Whereas MaRisk assumes certain risk types as inherently material, WpI MaRisk only requires firms to assess the materiality of specified risk types through a structured review. The two circulars differ in how they approach the definition of material risks: MaRisk focuses on the sources of risks—counterparty default, market price, liquidity, and operational risk—while WpI MaRisk takes a stakeholder-oriented perspective, defining material risks as those that affect clients, the market, or the investment firm itself.
General Part – tried and tested concepts remain
The General Part (AT) of the WpI MaRisk largely mirrors that of the MaRisk. The somewhat lower—particularly methodological—requirements for investment firms reflect the proportionality principle.
Even though certain requirements applicable to credit institutions and large investment firms have not been included in WpI MaRisk, this does not necessarily mean they are no longer relevant.

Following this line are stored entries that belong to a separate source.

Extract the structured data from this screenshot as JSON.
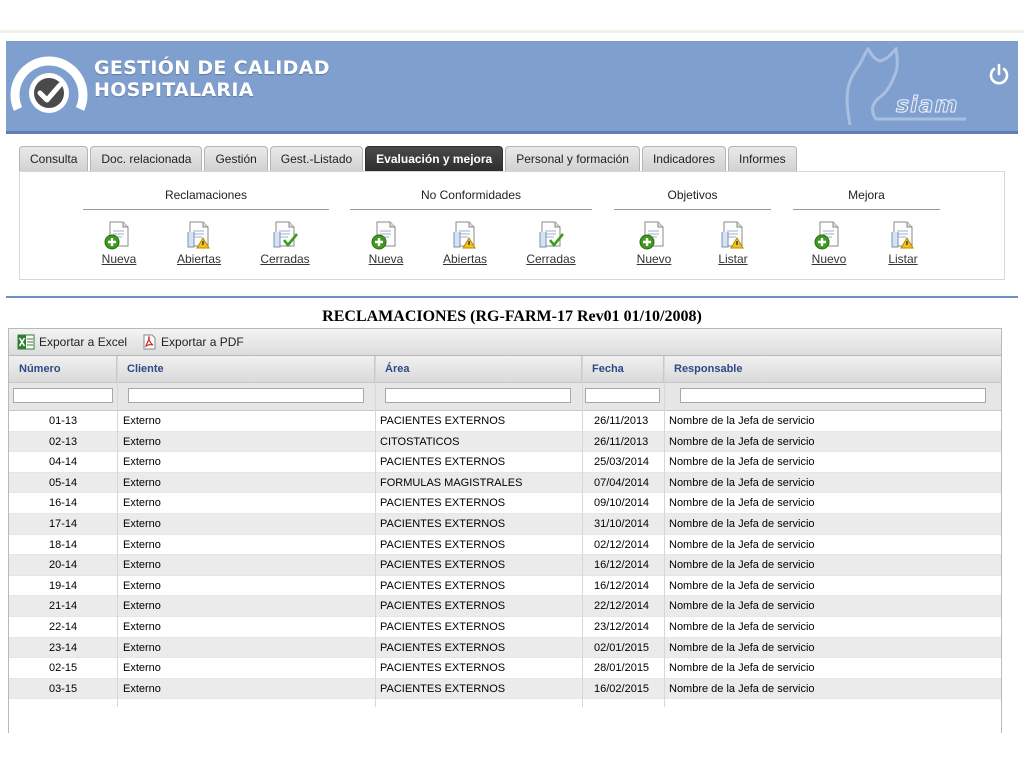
{
  "app": {
    "title_line1": "GESTIÓN DE CALIDAD",
    "title_line2": "HOSPITALARIA",
    "brand": "siam"
  },
  "colors": {
    "header": "#7f9fcf",
    "active_tab": "#333333",
    "column_header_text": "#2c4a86",
    "separator": "#6e8fc4"
  },
  "tabs": [
    {
      "label": "Consulta",
      "active": false
    },
    {
      "label": "Doc. relacionada",
      "active": false
    },
    {
      "label": "Gestión",
      "active": false
    },
    {
      "label": "Gest.-Listado",
      "active": false
    },
    {
      "label": "Evaluación y mejora",
      "active": true
    },
    {
      "label": "Personal y formación",
      "active": false
    },
    {
      "label": "Indicadores",
      "active": false
    },
    {
      "label": "Informes",
      "active": false
    }
  ],
  "groups": [
    {
      "title": "Reclamaciones",
      "actions": [
        {
          "label": "Nueva",
          "icon": "doc-add-icon"
        },
        {
          "label": "Abiertas",
          "icon": "doc-warning-icon"
        },
        {
          "label": "Cerradas",
          "icon": "doc-check-icon"
        }
      ]
    },
    {
      "title": "No Conformidades",
      "actions": [
        {
          "label": "Nueva",
          "icon": "doc-add-icon"
        },
        {
          "label": "Abiertas",
          "icon": "doc-warning-icon"
        },
        {
          "label": "Cerradas",
          "icon": "doc-check-icon"
        }
      ]
    },
    {
      "title": "Objetivos",
      "actions": [
        {
          "label": "Nuevo",
          "icon": "doc-add-icon"
        },
        {
          "label": "Listar",
          "icon": "doc-warning-icon"
        }
      ]
    },
    {
      "title": "Mejora",
      "actions": [
        {
          "label": "Nuevo",
          "icon": "doc-add-icon"
        },
        {
          "label": "Listar",
          "icon": "doc-warning-icon"
        }
      ]
    }
  ],
  "report": {
    "title": "RECLAMACIONES (RG-FARM-17 Rev01 01/10/2008)",
    "export_excel": "Exportar a Excel",
    "export_pdf": "Exportar a PDF",
    "columns": [
      "Número",
      "Cliente",
      "Área",
      "Fecha",
      "Responsable"
    ],
    "rows": [
      [
        "01-13",
        "Externo",
        "PACIENTES EXTERNOS",
        "26/11/2013",
        "Nombre de la Jefa de servicio"
      ],
      [
        "02-13",
        "Externo",
        "CITOSTATICOS",
        "26/11/2013",
        "Nombre de la Jefa de servicio"
      ],
      [
        "04-14",
        "Externo",
        "PACIENTES EXTERNOS",
        "25/03/2014",
        "Nombre de la Jefa de servicio"
      ],
      [
        "05-14",
        "Externo",
        "FORMULAS MAGISTRALES",
        "07/04/2014",
        "Nombre de la Jefa de servicio"
      ],
      [
        "16-14",
        "Externo",
        "PACIENTES EXTERNOS",
        "09/10/2014",
        "Nombre de la Jefa de servicio"
      ],
      [
        "17-14",
        "Externo",
        "PACIENTES EXTERNOS",
        "31/10/2014",
        "Nombre de la Jefa de servicio"
      ],
      [
        "18-14",
        "Externo",
        "PACIENTES EXTERNOS",
        "02/12/2014",
        "Nombre de la Jefa de servicio"
      ],
      [
        "20-14",
        "Externo",
        "PACIENTES EXTERNOS",
        "16/12/2014",
        "Nombre de la Jefa de servicio"
      ],
      [
        "19-14",
        "Externo",
        "PACIENTES EXTERNOS",
        "16/12/2014",
        "Nombre de la Jefa de servicio"
      ],
      [
        "21-14",
        "Externo",
        "PACIENTES EXTERNOS",
        "22/12/2014",
        "Nombre de la Jefa de servicio"
      ],
      [
        "22-14",
        "Externo",
        "PACIENTES EXTERNOS",
        "23/12/2014",
        "Nombre de la Jefa de servicio"
      ],
      [
        "23-14",
        "Externo",
        "PACIENTES EXTERNOS",
        "02/01/2015",
        "Nombre de la Jefa de servicio"
      ],
      [
        "02-15",
        "Externo",
        "PACIENTES EXTERNOS",
        "28/01/2015",
        "Nombre de la Jefa de servicio"
      ],
      [
        "03-15",
        "Externo",
        "PACIENTES EXTERNOS",
        "16/02/2015",
        "Nombre de la Jefa de servicio"
      ]
    ]
  }
}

For example, it would still be prudent for investment firms to regularly review their risk-bearing capacity assessment methods, even if not explicitly required.

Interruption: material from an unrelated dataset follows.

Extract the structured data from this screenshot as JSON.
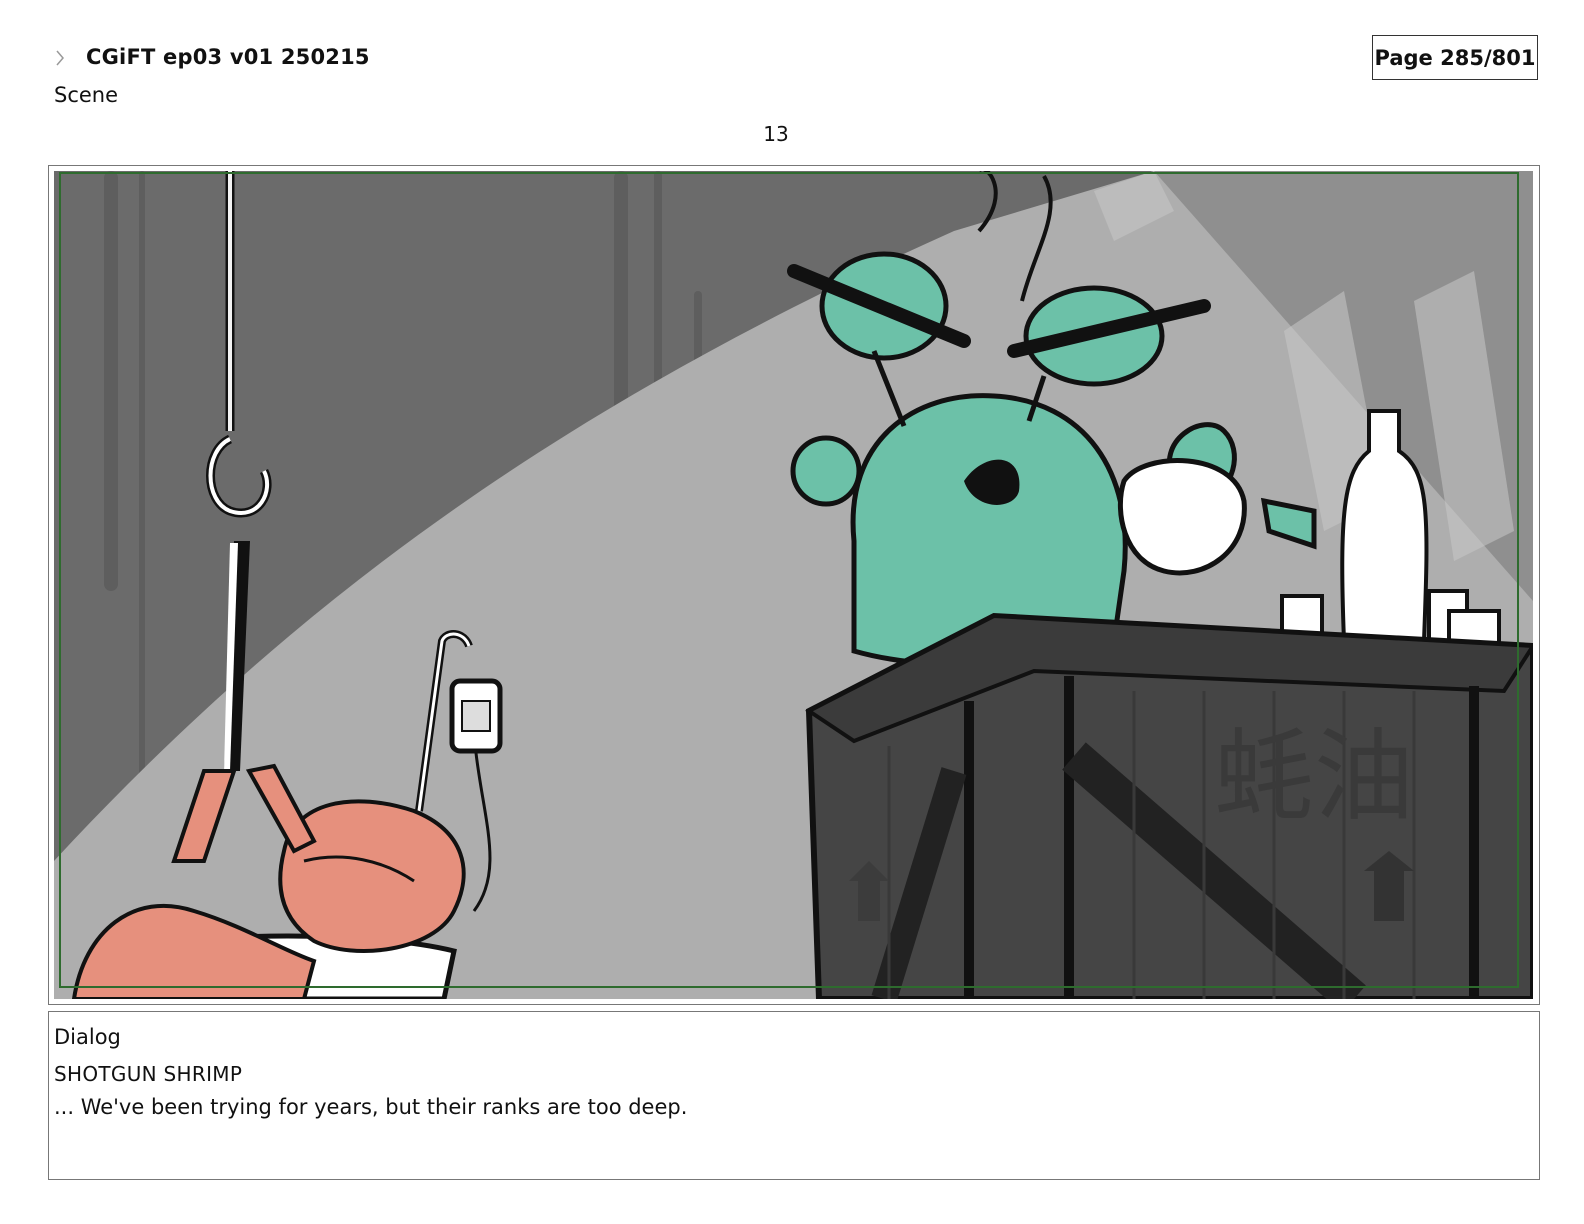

The requirements for the key functions—risk management (referred to in MaRisk as risk control), compliance, and internal audit—are less stringent and more flexible in WpI MaRisk, again reflecting the proportionality principle. The strict separation between the risk management function and business units, even up to management level, is not mandatory under WpI MaRisk—except for trading activities that are not risk-irrelevant.
The extensive provisions of MaRisk regarding the internal audit function (BT 2) are not mirrored in WpI MaRisk. Only a few aspects have been incorporated into the General Part.
Unsurprisingly, the outsourcing rules from MaRisk have largely been adopted into WpI MaRisk.
Special Part
As in MaRisk, the requirements for the organisation of trading activities play a significant role in WpI MaRisk. The deviations from the “original” are minimal.
Due to the nature of WpI MaRisk, there is no module addressing lending activities.
Tied agents with their own module – no mere liability umbrella
A genuine innovation compared to MaRisk is the treatment of tied agents (vertraglich gebundene Vermittler – vgV).
Right at the start of the module, WpI MaRisk clarify that the engagement of tied agents is considered outsourcing, and the requirements of AT 9 apply.
WpI MaRisk also emphasise that the notification of liability under § 3 (2) WpIG is constitutive, i.e. it is a prerequisite for the vgV status. If notification is not provided, both the individuals acting as tied agents and the WpI itself are considered to be providing investment services without authorisation, exposing themselves to significant civil and criminal risks.
According to the explanatory notes, tied agents act legally and economically on behalf of the liable institution. The investment firm must therefore ensure that it itself issues invoices to clients. It is not permissible to engage tied agents solely by taking on liability, without becoming the contractual partner of the client. The firm must be the provider of the investment services rendered by the tied agent.
Proportional risk management requirements
The BTR module on risk management reflects the stakeholder-based risk approach. Even if a given risk does not directly affect the investment firm, client risks may still impact the firm indirectly, primarily in the form of liability claims.
Consistent with the principle of proportionality, most of the risk management requirements do not apply to small firms. They are exempt from setting and monitoring limits, such as counterparty or market risk limits.
Wind-down scenarios and plans
For the first time, a module on the risk of disorderly wind-down is included in risk management minimum requirements. WpI MaRisk require investment firms to identify wind-down scenarios and maintain plans for an orderly wind-down.
Conclusion
Investment firms that have so far followed the MaRisk framework have little to fear from the draft circular. Only the stakeholder-based risk approach and the obligation to maintain wind-down plans may present some new challenges for their risk management functions.